11. The applicant has sought the following ancillary orders:

      (a) an order directing Manley to pay the funds recoverable either pursuant to the order of 7th March, 2011 and the final award of the Arbitrator to the applicant, and

      (b) an order giving the applicant liberty to enforce and execute against Manley any order made or which may be made by the Court for payment to the McGowan by the Manley; and

      (c) liberty to McGowan and the applicant to apply in relation to taxation of costs incurred by McGowan with the applicant in recovering such funds.

12. I am satisfied that s. 3 empowers the Court to make the ancillary order sought at (a). I propose that at this stage the applicant should have liberty to apply in relation to the ancillary orders sought at (b) and (c).

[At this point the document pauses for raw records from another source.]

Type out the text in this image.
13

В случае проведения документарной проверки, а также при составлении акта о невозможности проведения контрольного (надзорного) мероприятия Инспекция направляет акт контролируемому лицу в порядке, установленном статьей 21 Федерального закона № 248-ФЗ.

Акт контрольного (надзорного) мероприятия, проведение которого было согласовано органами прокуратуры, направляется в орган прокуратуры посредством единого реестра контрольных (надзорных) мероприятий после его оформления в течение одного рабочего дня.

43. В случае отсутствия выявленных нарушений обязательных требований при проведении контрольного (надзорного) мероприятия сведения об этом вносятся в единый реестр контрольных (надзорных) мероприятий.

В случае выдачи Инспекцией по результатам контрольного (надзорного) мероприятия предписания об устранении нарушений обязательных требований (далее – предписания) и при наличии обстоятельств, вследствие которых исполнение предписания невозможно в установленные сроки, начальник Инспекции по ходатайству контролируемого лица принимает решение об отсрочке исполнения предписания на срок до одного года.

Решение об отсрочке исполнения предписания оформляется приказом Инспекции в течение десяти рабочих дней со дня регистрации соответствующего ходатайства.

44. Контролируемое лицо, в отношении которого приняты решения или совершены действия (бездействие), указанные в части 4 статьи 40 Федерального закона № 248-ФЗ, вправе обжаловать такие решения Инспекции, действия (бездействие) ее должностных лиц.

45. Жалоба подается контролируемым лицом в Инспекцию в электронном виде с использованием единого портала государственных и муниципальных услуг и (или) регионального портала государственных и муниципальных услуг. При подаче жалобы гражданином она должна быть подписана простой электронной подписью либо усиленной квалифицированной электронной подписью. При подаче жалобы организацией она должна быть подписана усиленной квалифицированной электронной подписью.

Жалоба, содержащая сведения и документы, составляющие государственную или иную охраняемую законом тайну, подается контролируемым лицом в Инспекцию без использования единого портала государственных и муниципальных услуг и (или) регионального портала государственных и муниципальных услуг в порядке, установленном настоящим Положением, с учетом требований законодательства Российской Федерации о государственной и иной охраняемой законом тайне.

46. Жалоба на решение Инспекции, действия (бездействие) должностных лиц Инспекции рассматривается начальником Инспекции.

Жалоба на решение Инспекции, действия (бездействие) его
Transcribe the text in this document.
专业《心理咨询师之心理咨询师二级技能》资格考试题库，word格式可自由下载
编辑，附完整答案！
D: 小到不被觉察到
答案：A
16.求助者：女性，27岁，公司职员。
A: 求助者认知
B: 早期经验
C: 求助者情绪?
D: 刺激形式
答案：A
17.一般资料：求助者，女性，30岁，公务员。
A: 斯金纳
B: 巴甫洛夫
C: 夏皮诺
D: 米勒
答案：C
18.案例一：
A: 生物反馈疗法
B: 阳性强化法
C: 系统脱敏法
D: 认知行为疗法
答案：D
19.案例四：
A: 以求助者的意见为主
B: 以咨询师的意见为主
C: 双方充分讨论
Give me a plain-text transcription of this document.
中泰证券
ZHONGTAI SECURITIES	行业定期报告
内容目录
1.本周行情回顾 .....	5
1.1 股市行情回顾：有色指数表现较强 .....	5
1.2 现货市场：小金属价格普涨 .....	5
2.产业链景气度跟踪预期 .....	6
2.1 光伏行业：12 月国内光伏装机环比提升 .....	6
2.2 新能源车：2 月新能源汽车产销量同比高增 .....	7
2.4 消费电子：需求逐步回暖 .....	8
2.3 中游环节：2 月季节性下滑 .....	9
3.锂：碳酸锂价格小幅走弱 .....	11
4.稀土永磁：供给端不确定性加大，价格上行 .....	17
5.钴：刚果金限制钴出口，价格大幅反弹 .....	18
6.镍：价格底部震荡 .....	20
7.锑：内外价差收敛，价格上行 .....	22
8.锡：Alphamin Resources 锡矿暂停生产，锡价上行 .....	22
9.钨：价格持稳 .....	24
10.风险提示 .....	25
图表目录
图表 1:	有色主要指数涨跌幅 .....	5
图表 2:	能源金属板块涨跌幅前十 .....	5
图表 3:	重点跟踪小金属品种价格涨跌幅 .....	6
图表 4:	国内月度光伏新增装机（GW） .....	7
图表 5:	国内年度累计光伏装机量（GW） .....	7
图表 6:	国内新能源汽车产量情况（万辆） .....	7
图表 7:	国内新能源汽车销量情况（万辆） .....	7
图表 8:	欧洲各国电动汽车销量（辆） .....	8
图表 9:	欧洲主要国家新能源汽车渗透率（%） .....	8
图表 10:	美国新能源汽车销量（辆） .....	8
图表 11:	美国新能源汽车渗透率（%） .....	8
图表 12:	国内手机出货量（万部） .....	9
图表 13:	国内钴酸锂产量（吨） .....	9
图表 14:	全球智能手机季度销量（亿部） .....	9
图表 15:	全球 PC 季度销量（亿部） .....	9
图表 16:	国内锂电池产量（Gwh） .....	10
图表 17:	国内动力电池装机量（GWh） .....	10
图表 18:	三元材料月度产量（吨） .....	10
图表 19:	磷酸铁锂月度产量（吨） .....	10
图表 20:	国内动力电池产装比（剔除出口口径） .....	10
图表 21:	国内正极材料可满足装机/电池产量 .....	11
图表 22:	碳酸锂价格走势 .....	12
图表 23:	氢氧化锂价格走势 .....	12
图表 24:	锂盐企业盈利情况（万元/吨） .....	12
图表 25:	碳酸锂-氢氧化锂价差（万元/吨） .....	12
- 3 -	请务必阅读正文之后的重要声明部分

In relation to giving liberty to apply in relation to taxation of costs, this may not arise. In relation to giving liberty to enforce and execute orders against Manley, I think it would be preferable if the Court was clearly apprised of the nature of the enforcement or execution proposed before making such order.

13. Accordingly, subject to filing a supplemental affidavit –

      (i) confirming that the costs are unpaid,

      (ii) clarifying how the sums awarded by the arbitrator’s awards relate to the order of 7th March, 2011 and identifying “such other sums (including costs)” as were awarded and directed to be paid in the final award (i.e. the sums not quantified in the order), and

      (iii) exhibiting the undated letter from McGowan,

there will be an order –
      (a) including both primary orders sought, but in each case subject to a maximum of €262,667.39;

      (b) including the ancillary order referred to at (a) in paragraph 11; and

      (c) giving the applicant liberty to apply in relation to the ancillary orders referred to at (b) and (c) in paragraph 11; and

      (d) awarding the applicant the costs of this application, the costs to be taxed in default of agreement.

14. Finally, while I am satisfied that I have jurisdiction to make the order sought, it would have been a more efficient use of Court time if the application had been made to Murphy J., who had seisin, and is familiar with the facts, of the substantive applications.